"Os espelhos estão cheios de gente.
Os invisíveis nos vêem.
Os esquecidos se lembram de nós.
Quando nos vemos, os vemos.
Quando nos vamos, se vão?"
Eduardo Galeano: Espelhos

Assim caminha a humanidade

À memória de meu pai, Orides Eleutério Maurer (1937-1977)


A “civilização cristã ocidental” entre roubos, assaltos, guerras e imperialismos

Vivemos no Mundo Ocidental. Nossa civilização é comumente chamada de “Civilização Ocidental Cristã”. Entre nós – ocidentais – costumamos dividir a trajetória do homem em dois grandes processos históricos: antes de Cristo e depois de Cristo. Assim procedemos porque nossa civilização usa como ponto de partida a data do nascimento de Cristo.

Podemos representar a “nossa” História da seguinte maneira: iniciamos nossa trajetória na África, o berço da humanidade, o berço da civilização faraônica – com suas pirâmides, suas múmias, sua primeira religião monoteísta da história, a fabricação da cerveja e do pão! Daí nossa “evolução” percorreria as heranças culturais das civilizações da Ásia Ocidental, cujo legado será absorvido pelas civilizações clássicas greco-romana.

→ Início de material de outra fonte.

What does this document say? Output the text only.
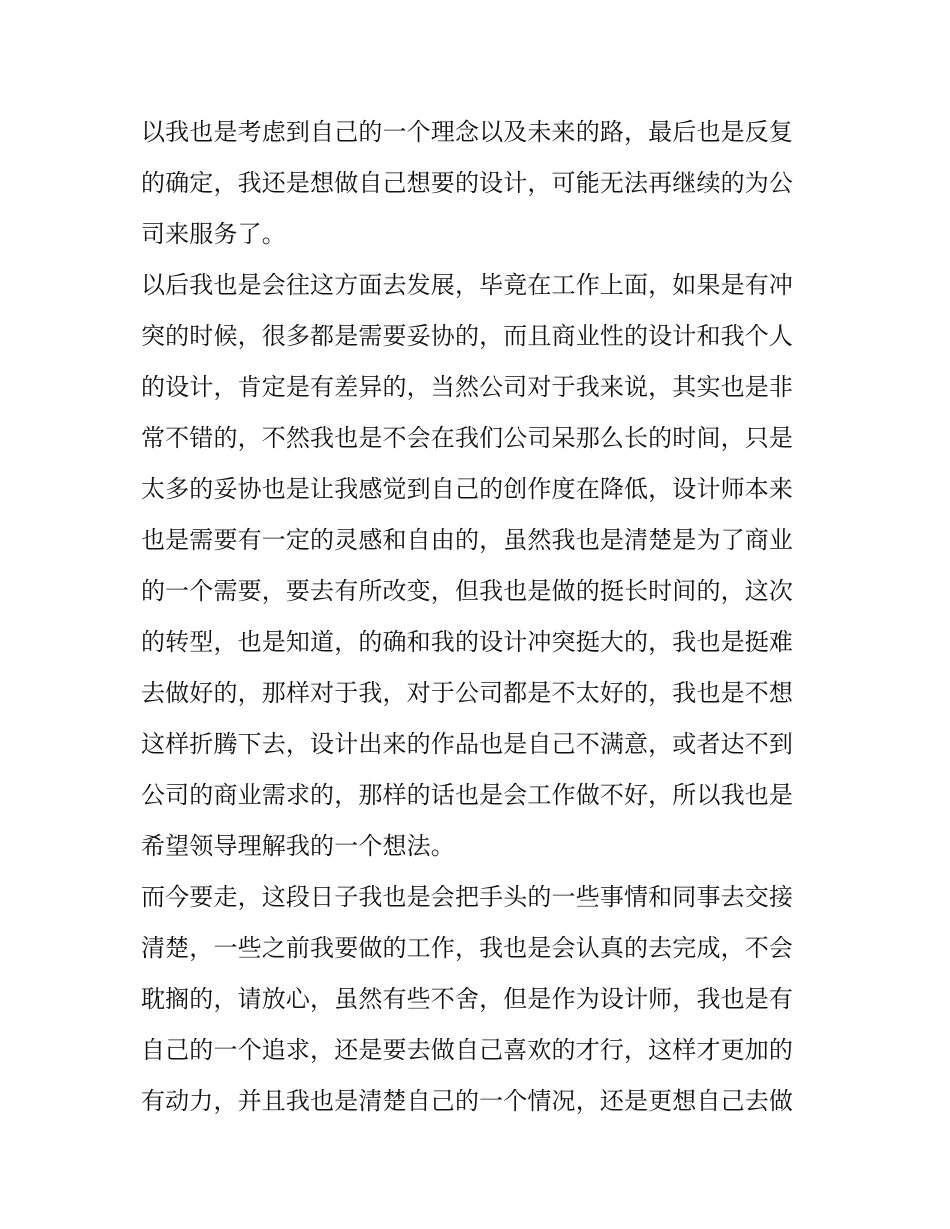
以我也是考虑到自己的一个理念以及未来的路，最后也是反复
的确定，我还是想做自己想要的设计，可能无法再继续的为公
司来服务了。
以后我也是会往这方面去发展，毕竟在工作上面，如果是有冲
突的时候，很多都是需要妥协的，而且商业性的设计和我个人
的设计，肯定是有差异的，当然公司对于我来说，其实也是非
常不错的，不然我也是不会在我们公司呆那么长的时间，只是
太多的妥协也是让我感觉到自己的创作度在降低，设计师本来
也是需要有一定的灵感和自由的，虽然我也是清楚是为了商业
的一个需要，要去有所改变，但我也是做的挺长时间的，这次
的转型，也是知道，的确和我的设计冲突挺大的，我也是挺难
去做好的，那样对于我，对于公司都是不太好的，我也是不想
这样折腾下去，设计出来的作品也是自己不满意，或者达不到
公司的商业需求的，那样的话也是会工作做不好，所以我也是
希望领导理解我的一个想法。
而今要走，这段日子我也是会把手头的一些事情和同事去交接
清楚，一些之前我要做的工作，我也是会认真的去完成，不会
耽搁的，请放心，虽然有些不舍，但是作为设计师，我也是有
自己的一个追求，还是要去做自己喜欢的才行，这样才更加的
有动力，并且我也是清楚自己的一个情况，还是更想自己去做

Uma das principais heranças do Oriente Antigo, transmitidas pelos fenícios, será o alfabeto. Os gregos, adaptando a escrita fonética fenícia, introduzem-lhe as vogais. Com pequenas modificações, os romanos, herdeiros e admiradores da cultura grega, transformam esse alfabeto que é, com outras pequenas modificações, o alfabeto usado pelas civilizações europeias e americanas.

Do mundo clássico chegaram até nós as olimpíadas, a democracia, a filosofia, o Direito, a república, as línguas latinas...

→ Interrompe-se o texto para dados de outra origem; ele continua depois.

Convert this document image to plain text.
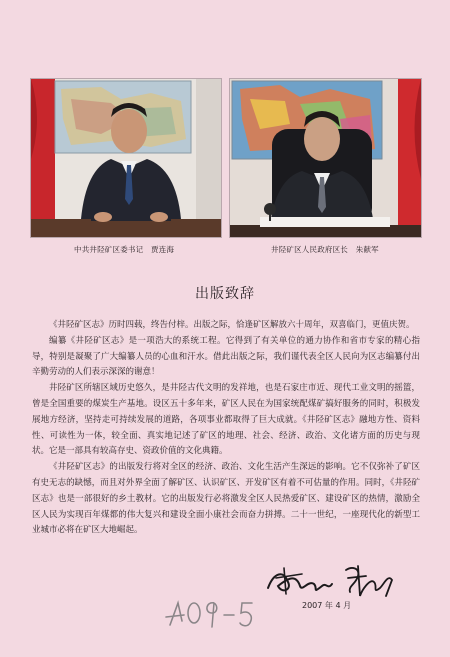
中共井陉矿区委书记　贾连海	井陉矿区人民政府区长　朱献军
出版致辞

《井陉矿区志》历时四载，终告付梓。出版之际，恰逢矿区解放六十周年，双喜临门，更值庆贺。

编纂《井陉矿区志》是一项浩大的系统工程。它得到了有关单位的通力协作和省市专家的精心指导，特别是凝聚了广大编纂人员的心血和汗水。借此出版之际，我们谨代表全区人民向为区志编纂付出辛勤劳动的人们表示深深的谢意！

井陉矿区所辖区域历史悠久，是井陉古代文明的发祥地，也是石家庄市近、现代工业文明的摇篮，曾是全国重要的煤炭生产基地。设区五十多年来，矿区人民在为国家统配煤矿搞好服务的同时，积极发展地方经济，坚持走可持续发展的道路，各项事业都取得了巨大成就。《井陉矿区志》融地方性、资料性、可读性为一体，较全面、真实地记述了矿区的地理、社会、经济、政治、文化诸方面的历史与现状。它是一部具有较高存史、资政价值的文化典籍。

《井陉矿区志》的出版发行将对全区的经济、政治、文化生活产生深远的影响。它不仅弥补了矿区有史无志的缺憾，而且对外界全面了解矿区、认识矿区、开发矿区有着不可估量的作用。同时，《井陉矿区志》也是一部很好的乡土教材。它的出版发行必将激发全区人民热爱矿区、建设矿区的热情，激励全区人民为实现百年煤都的伟大复兴和建设全面小康社会而奋力拼搏。二十一世纪，一座现代化的新型工业城市必将在矿区大地崛起。

2007 年 4 月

No período medieval, com o predomínio político-econômico-ideológico da Igreja católica – oficializada no final do Império Romano – torna todo aquele que professasse outra crença – os chamados “pagãos” – em inimigos da nova ordem: a ordem dos senhores feudais, dos cavaleiros e dos papas. As Cruzadas contra os “outros”, isto é, os muçulmanos, os judeus, os hereges, os pagãos, tornam-se rotina num mundo dopado pela ideologia do Deus único. Perseguições às bruxas (mulheres), sodomitas (homossexuais), hereges, leprosos, pobres... são característicos desse período obscuro da formação do Ocidente.

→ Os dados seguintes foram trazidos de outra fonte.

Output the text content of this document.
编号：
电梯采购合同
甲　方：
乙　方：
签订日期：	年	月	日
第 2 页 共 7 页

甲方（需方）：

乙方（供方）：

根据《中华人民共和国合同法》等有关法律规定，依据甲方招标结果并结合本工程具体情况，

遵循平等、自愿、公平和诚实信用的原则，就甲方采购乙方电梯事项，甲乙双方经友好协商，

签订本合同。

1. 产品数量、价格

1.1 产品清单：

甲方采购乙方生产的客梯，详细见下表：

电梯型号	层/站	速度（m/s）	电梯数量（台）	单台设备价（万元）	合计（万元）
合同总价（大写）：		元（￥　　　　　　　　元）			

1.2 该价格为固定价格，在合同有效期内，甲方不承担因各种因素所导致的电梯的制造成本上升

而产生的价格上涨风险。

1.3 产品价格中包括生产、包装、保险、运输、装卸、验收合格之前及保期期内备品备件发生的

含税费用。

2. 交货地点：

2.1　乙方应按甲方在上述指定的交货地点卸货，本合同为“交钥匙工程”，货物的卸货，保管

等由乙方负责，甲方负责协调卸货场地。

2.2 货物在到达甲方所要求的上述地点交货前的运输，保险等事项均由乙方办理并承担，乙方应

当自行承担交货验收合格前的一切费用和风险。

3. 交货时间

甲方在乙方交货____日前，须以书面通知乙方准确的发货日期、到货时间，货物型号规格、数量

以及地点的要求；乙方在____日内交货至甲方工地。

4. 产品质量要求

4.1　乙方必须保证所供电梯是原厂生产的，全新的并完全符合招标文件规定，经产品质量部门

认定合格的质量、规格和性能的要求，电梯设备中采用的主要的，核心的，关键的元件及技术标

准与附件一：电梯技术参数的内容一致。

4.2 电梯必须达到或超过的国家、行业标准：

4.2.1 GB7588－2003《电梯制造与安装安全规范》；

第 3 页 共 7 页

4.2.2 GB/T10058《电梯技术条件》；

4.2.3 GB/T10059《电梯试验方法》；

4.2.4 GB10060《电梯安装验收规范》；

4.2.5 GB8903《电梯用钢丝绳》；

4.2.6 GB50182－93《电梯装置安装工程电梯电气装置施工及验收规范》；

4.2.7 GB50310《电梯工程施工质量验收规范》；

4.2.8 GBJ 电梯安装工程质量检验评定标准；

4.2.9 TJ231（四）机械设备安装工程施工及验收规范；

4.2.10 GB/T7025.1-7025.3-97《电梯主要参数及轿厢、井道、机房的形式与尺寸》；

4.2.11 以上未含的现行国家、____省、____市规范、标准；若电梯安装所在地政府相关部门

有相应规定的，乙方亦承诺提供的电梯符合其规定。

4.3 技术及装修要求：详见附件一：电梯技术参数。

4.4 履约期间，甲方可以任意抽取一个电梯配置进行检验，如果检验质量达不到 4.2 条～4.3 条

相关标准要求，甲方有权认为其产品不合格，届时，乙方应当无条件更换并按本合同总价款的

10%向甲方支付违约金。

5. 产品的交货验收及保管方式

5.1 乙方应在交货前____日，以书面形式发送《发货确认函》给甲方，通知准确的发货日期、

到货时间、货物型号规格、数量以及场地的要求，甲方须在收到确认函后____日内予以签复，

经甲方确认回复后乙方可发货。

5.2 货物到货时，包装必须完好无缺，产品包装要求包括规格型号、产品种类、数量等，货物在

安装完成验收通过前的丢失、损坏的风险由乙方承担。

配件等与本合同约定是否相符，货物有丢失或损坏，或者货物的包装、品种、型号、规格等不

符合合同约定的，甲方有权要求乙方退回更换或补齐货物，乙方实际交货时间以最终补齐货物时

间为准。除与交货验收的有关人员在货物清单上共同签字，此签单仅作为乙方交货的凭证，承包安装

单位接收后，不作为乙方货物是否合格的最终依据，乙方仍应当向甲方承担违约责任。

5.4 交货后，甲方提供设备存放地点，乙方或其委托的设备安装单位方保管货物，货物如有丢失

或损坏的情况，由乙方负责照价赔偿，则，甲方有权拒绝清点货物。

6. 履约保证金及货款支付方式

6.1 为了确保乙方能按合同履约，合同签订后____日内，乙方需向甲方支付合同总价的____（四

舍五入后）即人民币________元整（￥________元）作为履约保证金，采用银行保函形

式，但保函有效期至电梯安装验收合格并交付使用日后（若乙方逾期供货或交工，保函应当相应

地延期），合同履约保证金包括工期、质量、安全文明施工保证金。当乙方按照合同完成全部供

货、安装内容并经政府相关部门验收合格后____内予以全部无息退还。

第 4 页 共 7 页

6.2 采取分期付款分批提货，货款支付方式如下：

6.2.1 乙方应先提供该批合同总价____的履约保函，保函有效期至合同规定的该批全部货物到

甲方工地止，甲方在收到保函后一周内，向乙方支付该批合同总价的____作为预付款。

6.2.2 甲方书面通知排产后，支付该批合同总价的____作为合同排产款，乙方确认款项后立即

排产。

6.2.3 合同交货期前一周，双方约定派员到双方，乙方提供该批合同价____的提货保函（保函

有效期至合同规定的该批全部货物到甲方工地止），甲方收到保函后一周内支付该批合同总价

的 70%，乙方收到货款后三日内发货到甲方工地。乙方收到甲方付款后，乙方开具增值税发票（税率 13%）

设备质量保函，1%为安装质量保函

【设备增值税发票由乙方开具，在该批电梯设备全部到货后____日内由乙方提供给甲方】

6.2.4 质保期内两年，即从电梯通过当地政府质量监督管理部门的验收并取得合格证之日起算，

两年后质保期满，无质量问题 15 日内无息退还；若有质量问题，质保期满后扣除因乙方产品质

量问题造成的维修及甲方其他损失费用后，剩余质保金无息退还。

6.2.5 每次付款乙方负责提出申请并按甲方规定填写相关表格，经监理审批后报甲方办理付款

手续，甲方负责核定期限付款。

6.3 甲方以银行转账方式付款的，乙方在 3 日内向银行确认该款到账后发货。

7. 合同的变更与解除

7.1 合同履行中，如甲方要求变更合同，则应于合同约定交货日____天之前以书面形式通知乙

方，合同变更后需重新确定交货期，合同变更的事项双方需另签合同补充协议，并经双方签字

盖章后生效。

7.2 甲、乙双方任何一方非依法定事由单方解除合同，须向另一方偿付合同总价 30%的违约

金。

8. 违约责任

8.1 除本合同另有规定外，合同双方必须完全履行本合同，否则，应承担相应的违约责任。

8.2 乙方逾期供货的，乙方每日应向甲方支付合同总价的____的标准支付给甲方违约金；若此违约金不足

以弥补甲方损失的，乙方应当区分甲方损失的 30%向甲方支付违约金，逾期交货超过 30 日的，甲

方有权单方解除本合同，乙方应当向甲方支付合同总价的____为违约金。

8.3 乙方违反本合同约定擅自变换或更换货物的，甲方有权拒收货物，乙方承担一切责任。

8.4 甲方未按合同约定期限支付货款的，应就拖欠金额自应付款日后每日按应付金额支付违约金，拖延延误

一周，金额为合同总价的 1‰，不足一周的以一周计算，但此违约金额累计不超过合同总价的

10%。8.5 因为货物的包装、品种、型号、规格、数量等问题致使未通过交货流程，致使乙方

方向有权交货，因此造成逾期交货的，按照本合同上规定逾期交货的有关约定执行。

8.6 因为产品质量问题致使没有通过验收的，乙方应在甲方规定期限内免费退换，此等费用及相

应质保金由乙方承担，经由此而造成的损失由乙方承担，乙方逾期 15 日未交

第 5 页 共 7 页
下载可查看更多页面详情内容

Segue-se a chamada época renascentista. “Renascença” de quê? De um espírito aventureiro, avassalador, impiedoso. Os homens lançam-se aos mares e oceanos até então desconhecidos. “Descobrem” novas terras e novas gentes. Fincam suas cruzes – em nome dos reis e da Igreja. Trazem seus canhões, suas espadas, suas bazurcas, seus cães, seus cavalos. Trazem – invisíveis – a podridão de seus corpos. Catequizam. Impõe a ferro, fogo e sangue sua religião única, verdadeira. Escravizam. Violentam mulheres virgens. Queimam crianças e homossexuais. Destroem um patrimônio cultural construído por centenas de milhares de anos em pouco tempo. Toda uma civilização é subjugada, humilhada, saqueada. Quanto conhecimento científico, artístico, literário é jogado no limbo da história! Quanto a humanidade perdeu com a insanidade de homens estúpidos e analfabetos!

Conquista-se o continente que viria a ser chamado de América. E segue-se a colonização. E o massacre. E a exploração. E a escravidão indígena. Tudo numa época chamada de Renascimento. Época em que Leonardo da Vinci pintava a famosa Mona Lisa, Michelangelo esculpia Davi, Shakespeare escrevia Romeu e Julieta e Thomas Morus A Utopia. Época em que Lutero afixava na catedral de Wittenberg as 95 teses. Época em que Galileu Galilei, Copérnico e tantos outros cientistas demonstravam que a terra era redonda – e se movia! Época em que a Igreja Católica perseguiu, prendeu, torturou e queimou milhares de mulheres – acusadas de bruxaria -, cientistas e tantos outros fora dos padrões admitidos pelos poderosos. Ou que contestavam o status quo, a Bíblia...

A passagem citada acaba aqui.